A reply from Rob Davies: “This story is not about a team, but more about Ismail Demontagnac, who was bedridden for Walsall’s visit to Bristol City on 2nd January 2006 during the 2005-06 holiday programme. team bus. Apparently, he thought that there was no game that day and that it was his day off. Walsall lost 3-0.
Can you help?
“Is Sarina Wiegman the first manager to win consecutive major tournaments with different international teams?” George Jones asks.

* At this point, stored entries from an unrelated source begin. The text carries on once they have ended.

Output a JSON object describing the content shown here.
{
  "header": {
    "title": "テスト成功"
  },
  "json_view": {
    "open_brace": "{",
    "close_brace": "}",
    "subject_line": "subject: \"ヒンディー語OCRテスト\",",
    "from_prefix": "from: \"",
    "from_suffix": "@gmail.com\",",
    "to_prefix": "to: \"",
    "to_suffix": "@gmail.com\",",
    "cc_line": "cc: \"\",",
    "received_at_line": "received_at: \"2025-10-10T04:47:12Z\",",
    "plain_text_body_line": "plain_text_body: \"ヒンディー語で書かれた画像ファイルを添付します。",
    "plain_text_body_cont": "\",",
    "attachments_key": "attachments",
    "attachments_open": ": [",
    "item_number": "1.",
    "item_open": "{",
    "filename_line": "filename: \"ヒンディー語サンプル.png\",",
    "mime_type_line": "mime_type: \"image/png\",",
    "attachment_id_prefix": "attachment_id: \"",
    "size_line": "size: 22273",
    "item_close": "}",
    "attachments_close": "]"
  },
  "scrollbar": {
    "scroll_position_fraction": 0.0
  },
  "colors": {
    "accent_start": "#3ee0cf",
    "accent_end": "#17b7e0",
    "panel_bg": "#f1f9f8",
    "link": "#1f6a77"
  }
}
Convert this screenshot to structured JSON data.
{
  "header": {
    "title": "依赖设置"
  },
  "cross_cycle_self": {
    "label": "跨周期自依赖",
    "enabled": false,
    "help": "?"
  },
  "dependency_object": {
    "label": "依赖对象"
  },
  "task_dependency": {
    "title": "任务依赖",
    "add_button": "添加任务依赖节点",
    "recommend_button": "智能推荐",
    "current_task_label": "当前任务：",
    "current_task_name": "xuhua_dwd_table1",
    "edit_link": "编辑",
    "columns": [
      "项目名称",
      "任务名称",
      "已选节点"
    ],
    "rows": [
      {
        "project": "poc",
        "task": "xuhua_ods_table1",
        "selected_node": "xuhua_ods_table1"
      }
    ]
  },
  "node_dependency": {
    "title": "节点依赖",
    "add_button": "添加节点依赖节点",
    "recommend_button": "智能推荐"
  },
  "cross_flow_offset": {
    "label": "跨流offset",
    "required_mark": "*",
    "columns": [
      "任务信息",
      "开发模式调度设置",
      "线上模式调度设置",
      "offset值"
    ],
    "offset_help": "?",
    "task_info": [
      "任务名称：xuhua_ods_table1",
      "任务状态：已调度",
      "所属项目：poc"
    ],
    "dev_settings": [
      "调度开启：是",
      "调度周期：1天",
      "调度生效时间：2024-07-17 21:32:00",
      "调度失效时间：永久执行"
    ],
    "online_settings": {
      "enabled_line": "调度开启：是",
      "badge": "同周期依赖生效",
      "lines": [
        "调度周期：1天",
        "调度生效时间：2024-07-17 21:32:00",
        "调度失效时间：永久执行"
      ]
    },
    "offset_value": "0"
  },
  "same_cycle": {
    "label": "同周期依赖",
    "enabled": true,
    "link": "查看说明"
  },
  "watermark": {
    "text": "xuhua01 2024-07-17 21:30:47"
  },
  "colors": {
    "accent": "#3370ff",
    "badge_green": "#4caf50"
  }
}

“I noted that the England Women’s starting line-up wore an almost perfect set of shirt numbers 1-11, with only Fran Kirby wearing 14 in a row. When was the last time a team went 1 to 11 in a grand final? Ben asks.
“I find it interesting that England, the starting XI in the finals of Euro 2022, combined for the fewest syllables scored by a team in a major international final. There seems to be an unusually high number of one-syllable surnames, and I wonder if their surnames have converged to the lowest sum of syllables ever,” muses Daniel Craig.
“Bodø/Glimt beat Linfield 8-0 in the second leg of their Champions League qualifier last week after losing 1-0 in Belfast. Is this the biggest win in European competition for a team that has lost a leg?” asks Carl Reilly.